Sorry if it's something basic, but why can't you have inheritance, ADTs and subsuming? I tried googling but without much luck.
Thanks,
Adam Warski
Adam:
Say you have ADT_S with abstract typpe S, with private feature m of type int. You extend this with ADT_T with abstract type T. T has feature m of type String. No contradiction, as ADT_T cannot see the unexposed feature m of S. Now suppose you add
foo(T t){return t.m;}
to ADT_S. What is the type of the returned value? It seems obvious that it is String. But t also has type S by subsumption, and so one can prove that t.m has type int.
Thanks!

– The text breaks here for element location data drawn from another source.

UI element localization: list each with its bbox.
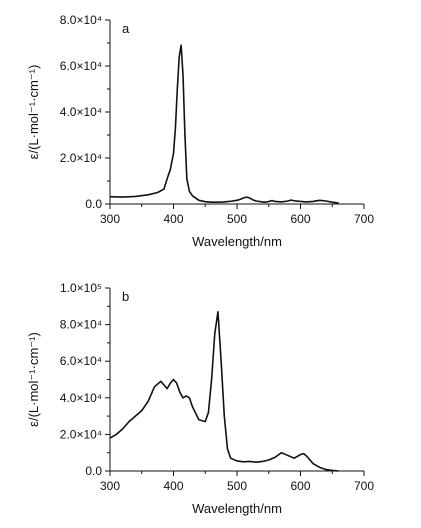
- y-tick-label: 2.0×10⁴: [60, 427, 102, 441]
- x-tick-label: 300: [100, 212, 120, 226]
- y-axis-title: ε/(L·mol⁻¹·cm⁻¹): [26, 65, 41, 160]
- spectrum-line: [109, 310, 339, 472]
- x-tick-label: 600: [290, 212, 310, 226]
- y-axis-title: ε/(L·mol⁻¹·cm⁻¹): [26, 332, 41, 427]
- x-axis-title: Wavelength/nm: [192, 501, 282, 516]
- x-tick-label: 700: [354, 479, 374, 493]
- spectrum-line: [109, 44, 339, 204]
- y-tick-label: 8.0×10⁴: [60, 13, 102, 27]
- panel-label: a: [122, 21, 130, 36]
- y-tick-label: 4.0×10⁴: [60, 105, 102, 119]
- y-tick-label: 0.0: [85, 197, 102, 211]
- y-tick-label: 8.0×10⁴: [60, 318, 102, 332]
- y-tick-label: 0.0: [85, 464, 102, 478]
- x-tick-label: 700: [354, 212, 374, 226]
- panel-b: 300 400 500 600 700 0.0 2.0×10⁴ 4.0×10⁴ 6.0×10⁴ 8…: [26, 281, 374, 516]
- x-axis-title: Wavelength/nm: [192, 234, 282, 249]
- panel-label: b: [122, 289, 129, 304]
- y-tick-label: 4.0×10⁴: [60, 391, 102, 405]
- y-tick-label: 2.0×10⁴: [60, 151, 102, 165]
- x-tick-label: 600: [290, 479, 310, 493]
- y-tick-label: 6.0×10⁴: [60, 354, 102, 368]
- x-tick-label: 500: [227, 479, 247, 493]
- y-tick-label: 6.0×10⁴: [60, 59, 102, 73]
- x-tick-label: 400: [163, 212, 183, 226]
- panel-a: 300 400 500 600 700 0.0 2.0×10⁴ 4.0×10⁴ 6.0×10⁴ 8…: [26, 13, 374, 249]
- x-tick-label: 400: [163, 479, 183, 493]
- y-tick-label: 1.0×10⁵: [60, 281, 102, 295]
- x-tick-label: 300: [100, 479, 120, 493]
- x-tick-label: 500: [227, 212, 247, 226]
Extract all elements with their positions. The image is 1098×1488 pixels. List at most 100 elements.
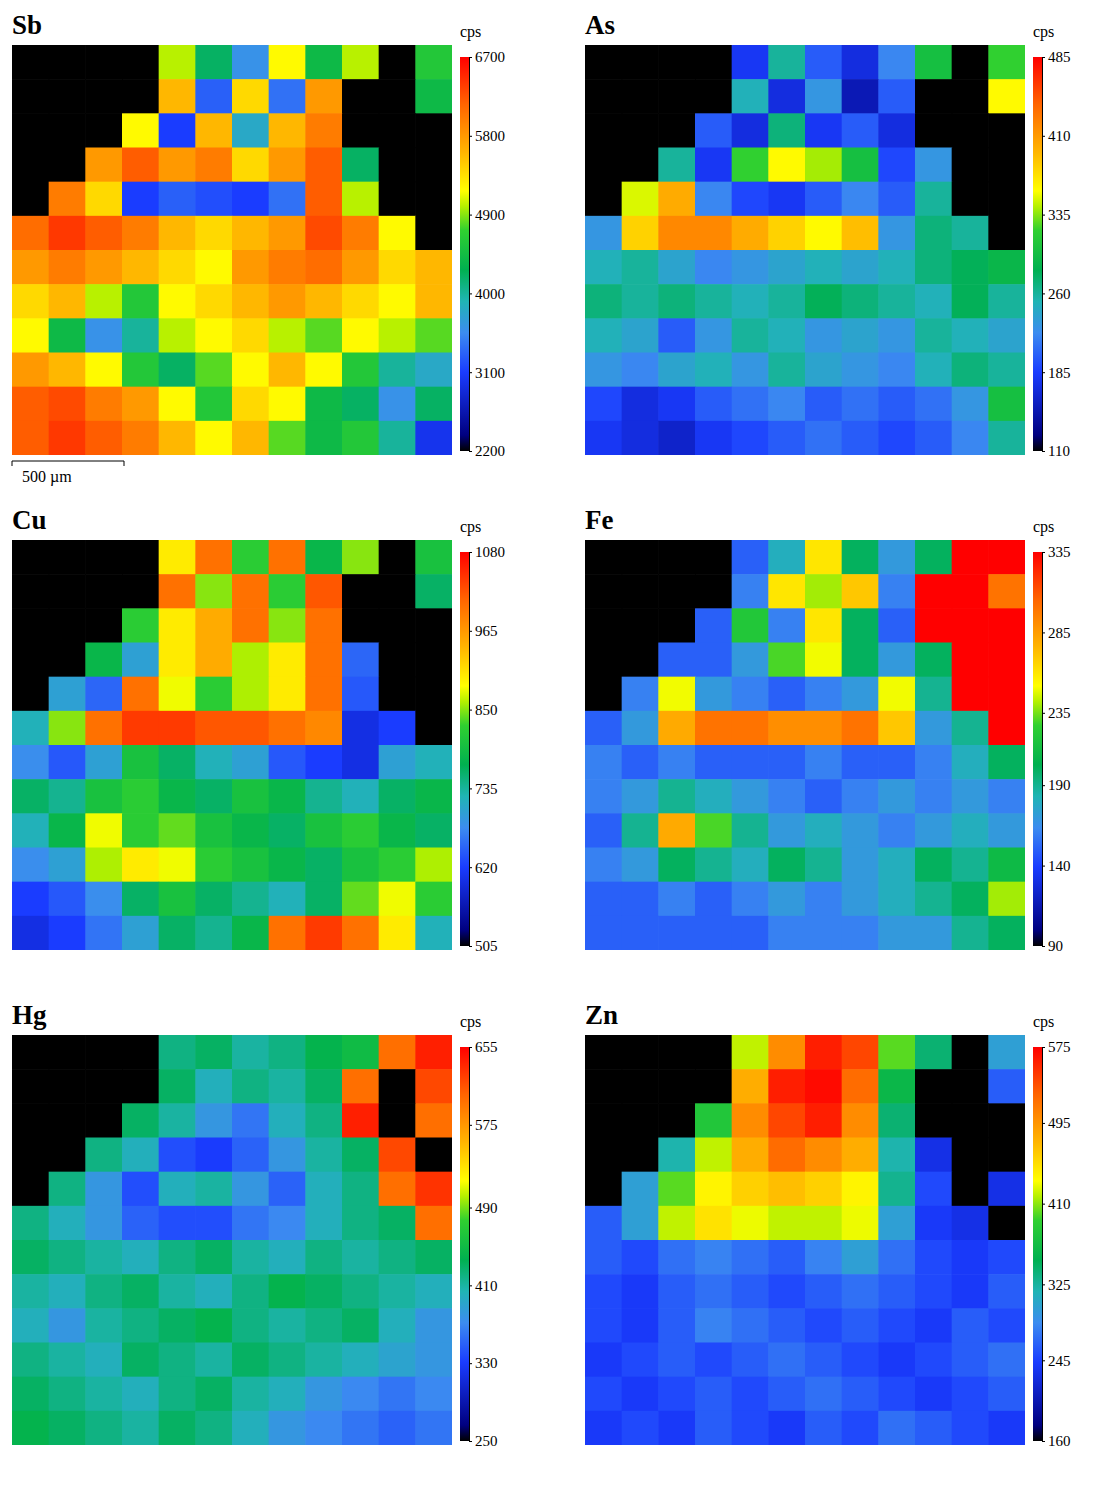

It's a bit more clear now.
You've used inheritance and subsumption in the example, but what's the crucial property of ADT's that matters here? Private/public features?
ADT's have a rather vague definition (at least to my knowledge; no doubt there are concrete ones, but these are rather used in specific papers), that's why I'm not sure what you exactly mean when writing "ADT".
Adam
Adam, the key property of ADTs here is privacy PER TYPE.
And isn't privacy/privacy per type just an implementation detail of ADTs?
Adam
No. It's what they are all about. Privacy is achieved by type abstraction (rather than by procedural abstraction).
For the case 1, I find strange that your conclusion is "It would be much better to ensure that fields are always private, or better yet, avoid field references altogether, as in Self or Newspeak.", IMHO what you show is that if you allow this then the language should enforce that T.f's type is a subtype of S.f so that the substition principle is preserved.
renoX:
First of all, since it's a presumably mutable field, it would have to have the exact same type not a subtype.
The attraction of hiding is that adding a field in a superclass does not break the subclass. Once you put any kind of constraint on that process, you lose that property and it is all rather pointless.